There is a further substantial problem. Any test used to predict an outcome, and this includes predicting the presence of pathology, for example, will inevitably have a proportion of false positives and false negatives. Importantly, the proportion of incorrect results is crucially dependent on the prior probability. What this means is that a test applied to one population cannot be used in a population with a significantly different frequency of the key criteria or a significantly different frequency of the expected outcome.

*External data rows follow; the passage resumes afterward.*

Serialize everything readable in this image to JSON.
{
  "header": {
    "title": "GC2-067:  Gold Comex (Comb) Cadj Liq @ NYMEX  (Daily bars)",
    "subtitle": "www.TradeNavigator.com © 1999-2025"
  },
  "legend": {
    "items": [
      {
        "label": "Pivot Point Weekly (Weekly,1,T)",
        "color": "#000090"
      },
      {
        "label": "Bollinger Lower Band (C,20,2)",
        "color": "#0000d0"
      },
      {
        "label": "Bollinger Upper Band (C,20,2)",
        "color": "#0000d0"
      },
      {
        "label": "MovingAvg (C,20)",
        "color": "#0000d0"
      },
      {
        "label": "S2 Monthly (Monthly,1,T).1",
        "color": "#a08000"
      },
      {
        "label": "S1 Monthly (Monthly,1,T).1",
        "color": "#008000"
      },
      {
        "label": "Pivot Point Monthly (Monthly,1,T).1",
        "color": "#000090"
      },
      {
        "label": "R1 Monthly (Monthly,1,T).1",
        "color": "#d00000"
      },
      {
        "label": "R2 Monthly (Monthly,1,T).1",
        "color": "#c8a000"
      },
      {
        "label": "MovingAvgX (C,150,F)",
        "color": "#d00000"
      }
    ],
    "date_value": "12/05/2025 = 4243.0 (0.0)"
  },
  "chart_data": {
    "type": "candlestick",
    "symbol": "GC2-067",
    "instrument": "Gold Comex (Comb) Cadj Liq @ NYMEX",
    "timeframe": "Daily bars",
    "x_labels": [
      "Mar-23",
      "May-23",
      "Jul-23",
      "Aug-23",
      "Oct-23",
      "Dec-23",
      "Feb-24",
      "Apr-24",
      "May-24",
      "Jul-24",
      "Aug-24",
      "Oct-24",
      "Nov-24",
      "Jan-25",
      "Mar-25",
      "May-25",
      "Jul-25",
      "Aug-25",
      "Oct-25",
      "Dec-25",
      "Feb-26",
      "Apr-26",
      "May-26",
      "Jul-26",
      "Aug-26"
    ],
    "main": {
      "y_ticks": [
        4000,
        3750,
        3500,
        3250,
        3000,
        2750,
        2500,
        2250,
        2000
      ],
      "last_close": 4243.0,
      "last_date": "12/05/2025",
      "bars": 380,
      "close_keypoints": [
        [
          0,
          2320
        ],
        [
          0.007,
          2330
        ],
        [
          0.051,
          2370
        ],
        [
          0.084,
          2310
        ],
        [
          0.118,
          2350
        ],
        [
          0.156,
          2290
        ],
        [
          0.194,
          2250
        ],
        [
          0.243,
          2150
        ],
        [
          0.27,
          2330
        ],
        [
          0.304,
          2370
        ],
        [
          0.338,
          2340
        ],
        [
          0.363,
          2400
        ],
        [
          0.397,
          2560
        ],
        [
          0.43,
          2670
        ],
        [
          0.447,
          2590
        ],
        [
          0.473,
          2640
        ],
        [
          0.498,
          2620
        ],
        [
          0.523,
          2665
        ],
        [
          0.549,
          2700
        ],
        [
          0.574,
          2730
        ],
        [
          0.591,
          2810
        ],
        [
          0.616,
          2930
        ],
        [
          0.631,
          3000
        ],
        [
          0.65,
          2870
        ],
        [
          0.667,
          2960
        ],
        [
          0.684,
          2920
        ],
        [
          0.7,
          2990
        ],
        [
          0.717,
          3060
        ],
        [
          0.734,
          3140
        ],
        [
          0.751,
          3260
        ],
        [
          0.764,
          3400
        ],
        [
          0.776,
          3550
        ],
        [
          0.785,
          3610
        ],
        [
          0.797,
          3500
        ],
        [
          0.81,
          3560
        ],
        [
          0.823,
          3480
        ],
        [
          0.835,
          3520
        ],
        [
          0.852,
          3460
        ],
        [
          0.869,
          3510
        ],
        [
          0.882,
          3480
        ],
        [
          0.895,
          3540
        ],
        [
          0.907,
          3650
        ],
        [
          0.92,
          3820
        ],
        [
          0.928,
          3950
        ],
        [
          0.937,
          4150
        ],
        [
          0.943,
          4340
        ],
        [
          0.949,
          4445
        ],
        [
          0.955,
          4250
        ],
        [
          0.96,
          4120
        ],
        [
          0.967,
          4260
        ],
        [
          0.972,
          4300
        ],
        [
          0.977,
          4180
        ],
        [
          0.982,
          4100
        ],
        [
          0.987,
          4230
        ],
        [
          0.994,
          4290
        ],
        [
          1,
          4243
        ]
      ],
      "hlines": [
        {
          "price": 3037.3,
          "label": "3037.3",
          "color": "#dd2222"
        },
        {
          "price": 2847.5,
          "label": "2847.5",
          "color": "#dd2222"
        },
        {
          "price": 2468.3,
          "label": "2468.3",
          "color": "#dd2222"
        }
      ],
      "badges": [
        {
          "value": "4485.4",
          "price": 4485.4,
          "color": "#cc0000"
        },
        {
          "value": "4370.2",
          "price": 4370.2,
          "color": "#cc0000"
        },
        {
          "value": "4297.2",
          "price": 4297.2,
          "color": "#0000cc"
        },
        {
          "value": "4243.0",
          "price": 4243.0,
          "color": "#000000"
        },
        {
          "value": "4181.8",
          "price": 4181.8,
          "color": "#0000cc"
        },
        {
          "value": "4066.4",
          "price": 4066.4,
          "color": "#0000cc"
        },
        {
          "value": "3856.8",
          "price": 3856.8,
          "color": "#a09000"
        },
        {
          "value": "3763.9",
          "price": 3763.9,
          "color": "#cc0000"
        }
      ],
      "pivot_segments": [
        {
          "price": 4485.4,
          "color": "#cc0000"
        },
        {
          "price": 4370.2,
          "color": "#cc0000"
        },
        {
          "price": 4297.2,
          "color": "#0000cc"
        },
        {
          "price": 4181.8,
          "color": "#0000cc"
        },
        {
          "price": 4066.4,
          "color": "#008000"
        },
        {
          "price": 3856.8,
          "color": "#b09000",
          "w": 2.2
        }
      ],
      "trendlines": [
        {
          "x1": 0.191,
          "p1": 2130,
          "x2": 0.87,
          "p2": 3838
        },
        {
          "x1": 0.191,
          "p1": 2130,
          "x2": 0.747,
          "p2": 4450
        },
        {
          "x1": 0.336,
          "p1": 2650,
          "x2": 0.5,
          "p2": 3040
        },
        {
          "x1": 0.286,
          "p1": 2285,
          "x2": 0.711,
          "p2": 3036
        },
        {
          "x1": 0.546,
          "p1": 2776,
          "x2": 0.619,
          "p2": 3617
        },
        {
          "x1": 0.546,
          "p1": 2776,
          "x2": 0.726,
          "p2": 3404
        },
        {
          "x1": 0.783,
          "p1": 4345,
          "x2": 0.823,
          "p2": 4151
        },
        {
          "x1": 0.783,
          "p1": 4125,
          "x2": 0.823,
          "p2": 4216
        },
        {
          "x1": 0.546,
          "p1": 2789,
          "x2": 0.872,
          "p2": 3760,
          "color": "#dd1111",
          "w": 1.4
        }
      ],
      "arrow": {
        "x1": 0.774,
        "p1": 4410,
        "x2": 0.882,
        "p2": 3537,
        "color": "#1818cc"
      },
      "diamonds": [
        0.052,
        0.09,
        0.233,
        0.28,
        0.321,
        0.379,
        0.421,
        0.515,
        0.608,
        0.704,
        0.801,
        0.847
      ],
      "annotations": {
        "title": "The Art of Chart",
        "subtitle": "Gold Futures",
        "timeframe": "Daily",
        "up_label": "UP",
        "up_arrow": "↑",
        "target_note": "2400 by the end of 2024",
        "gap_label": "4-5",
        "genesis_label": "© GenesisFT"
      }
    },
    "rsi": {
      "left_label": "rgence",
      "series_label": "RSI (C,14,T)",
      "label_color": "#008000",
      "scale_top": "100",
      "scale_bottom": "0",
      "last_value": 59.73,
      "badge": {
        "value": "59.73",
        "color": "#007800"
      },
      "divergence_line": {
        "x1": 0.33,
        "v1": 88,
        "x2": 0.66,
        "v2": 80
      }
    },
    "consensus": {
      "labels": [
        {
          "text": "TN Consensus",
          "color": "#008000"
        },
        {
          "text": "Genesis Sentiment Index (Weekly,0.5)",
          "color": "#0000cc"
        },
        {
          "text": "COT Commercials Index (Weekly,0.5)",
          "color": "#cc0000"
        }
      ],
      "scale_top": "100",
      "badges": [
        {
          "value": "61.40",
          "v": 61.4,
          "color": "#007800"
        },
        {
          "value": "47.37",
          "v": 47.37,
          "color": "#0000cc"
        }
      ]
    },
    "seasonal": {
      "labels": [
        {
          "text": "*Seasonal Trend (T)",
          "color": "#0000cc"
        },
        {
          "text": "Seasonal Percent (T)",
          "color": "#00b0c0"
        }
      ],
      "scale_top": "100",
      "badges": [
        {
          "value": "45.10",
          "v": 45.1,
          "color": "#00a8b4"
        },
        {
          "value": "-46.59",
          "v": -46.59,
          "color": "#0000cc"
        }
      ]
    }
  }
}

This statistical fact generally means that in order to be 95% certain of identifying all those who are positive, well over 50% of those selected will not actually be positive. Alternatively, if the aim is only to allow 5% of those selected to be negative, then well over 50% of those who should have been selected will be excluded. This is illustrated here.
No one has compared the alternative, clinical judgment, against criteria when it comes to selecting for rehabilitation in general, or for a specific intervention, but it is unlikely to be worse and is likely to be better.

Conclusions
Rehabilitation services should avoid categorising patients unless there is good evidence to support any criteria used for the purpose. The evidence must come from studies investigating criteria for that purpose. If any such criteria are discovered, it is vital that the sensitivity and specificity of the criteria are established. These studies must be carried out on populations similar to those where the criteria are to be used.
Rehabilitation should also stop asking commissioners to commission specific rehabilitation programmes because doing so leads to a fragmentation of a patient’s care and is not patient-centred. It is reasonable to treat patients in groups if that is efficient and effective. It is also reasonable to offer patients a formal, semi-structured programme of treatment, provided the specific details such as duration, intensity, and stepping rules are tailored to the patient’s needs and not to some predetermined criterion.
Rehabilitation should prioritise being patient-centred (here) and tailoring rehabilitation to the patient at all times.